Almost everyone knows what it’s like to have an out-of-control inbox. After clicking “accept” on one too many pop-ups, an inbox can quickly become flooded with emails from countless different campaigns, many of which you’ll have no intention of opening. Your potential guests are the same, and the last thing they’ll want is another email added to the pile that doesn’t offer real value.

As you already know, a person getting into your contact list doesn’t necessarily mean they’re on the verge of booking a room at your hotel. They may have shared their email during a session of idle window-shopping while researching travel plans for a particular place, or signed up through an offer from a business with which you have a partnership. This doesn’t mean that you should drop those contacts immediately - it simply means that you should temper the way you market to them.

To avoid alienating your contacts, you can create email automation rules that will re-categorise contacts so that you stop spamming them and risk making them hostile to your brand. If, for example, you email a particular contact three times and all three emails go unopened, you might want to move this address to a “cold” audience segment to prevent further campaigns from being sent to them.

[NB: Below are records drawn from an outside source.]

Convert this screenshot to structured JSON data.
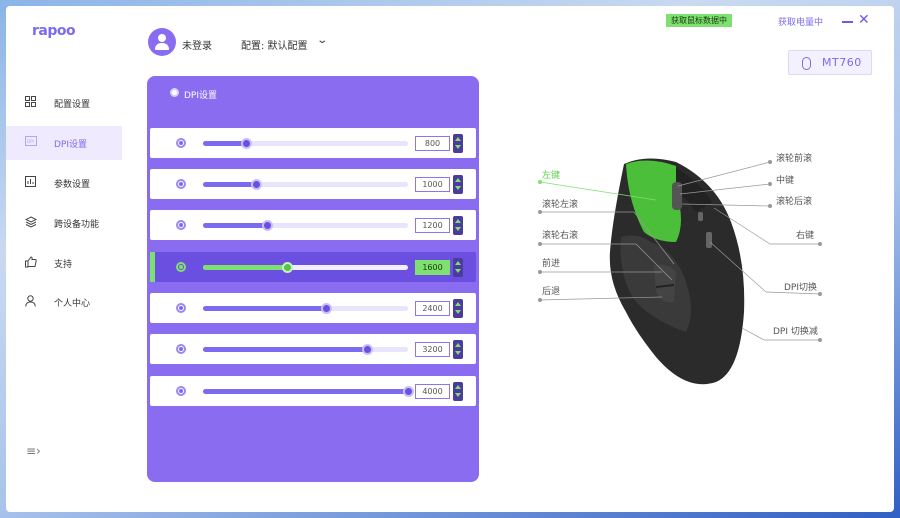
{
  "app": {
    "logo": "rapoo"
  },
  "header": {
    "user_name": "未登录",
    "profile_label": "配置: 默认配置",
    "mouse_status": "获取鼠标数据中",
    "battery_status": "获取电量中",
    "device_model": "MT760"
  },
  "sidebar": {
    "items": [
      {
        "label": "配置设置",
        "icon": "grid-icon"
      },
      {
        "label": "DPI设置",
        "icon": "dpi-icon",
        "active": true
      },
      {
        "label": "参数设置",
        "icon": "chart-icon"
      },
      {
        "label": "跨设备功能",
        "icon": "layers-icon"
      },
      {
        "label": "支持",
        "icon": "thumbs-up-icon"
      },
      {
        "label": "个人中心",
        "icon": "person-icon"
      }
    ]
  },
  "dpi_panel": {
    "title": "DPI设置",
    "levels": [
      {
        "value": "800",
        "fraction": 0.21
      },
      {
        "value": "1000",
        "fraction": 0.26
      },
      {
        "value": "1200",
        "fraction": 0.31
      },
      {
        "value": "1600",
        "fraction": 0.41,
        "active": true
      },
      {
        "value": "2400",
        "fraction": 0.6
      },
      {
        "value": "3200",
        "fraction": 0.8
      },
      {
        "value": "4000",
        "fraction": 1.0
      }
    ]
  },
  "mouse_buttons": {
    "left_click": "左键",
    "wheel_left": "滚轮左滚",
    "wheel_right": "滚轮右滚",
    "forward": "前进",
    "back": "后退",
    "wheel_forward": "滚轮前滚",
    "middle_click": "中键",
    "wheel_back": "滚轮后滚",
    "right_click": "右键",
    "dpi_switch": "DPI切换",
    "dpi_switch_down": "DPI 切换减"
  },
  "colors": {
    "accent": "#8a6cf0",
    "highlight": "#7ee06f"
  }
}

After a predetermined period of time or another trigger indicating renewed interest, you can start emailing your contact again, hopefully in a context more conducive to securing a booking!


Automate Tracking and Reporting

Although modern email automation has some pretty impressive capabilities, it hasn’t put marketers out of a job completely yet, and you’ll still need to make manual observations and decisions to keep your email marketing as effective as possible.

With the right tools, you can take a lot of the work out of tracking and reporting on your customer behaviour, and keep your team well-equipped with a steady stream of valuable insights.

Many of the automation strategies we’ve listed here will require a modern email marketing tool to facilitate. This software typically also comes with a suite of sophisticated analysis tools, allowing you to see how your campaigns are being received and automatically generate reports that highlight where your campaigns could use improvement.

With access to these features, you’ll be able to consolidate a range of valuable data sets in detailed reports, and continuously test the effectiveness of your campaigns for a relatively small recurring overhead.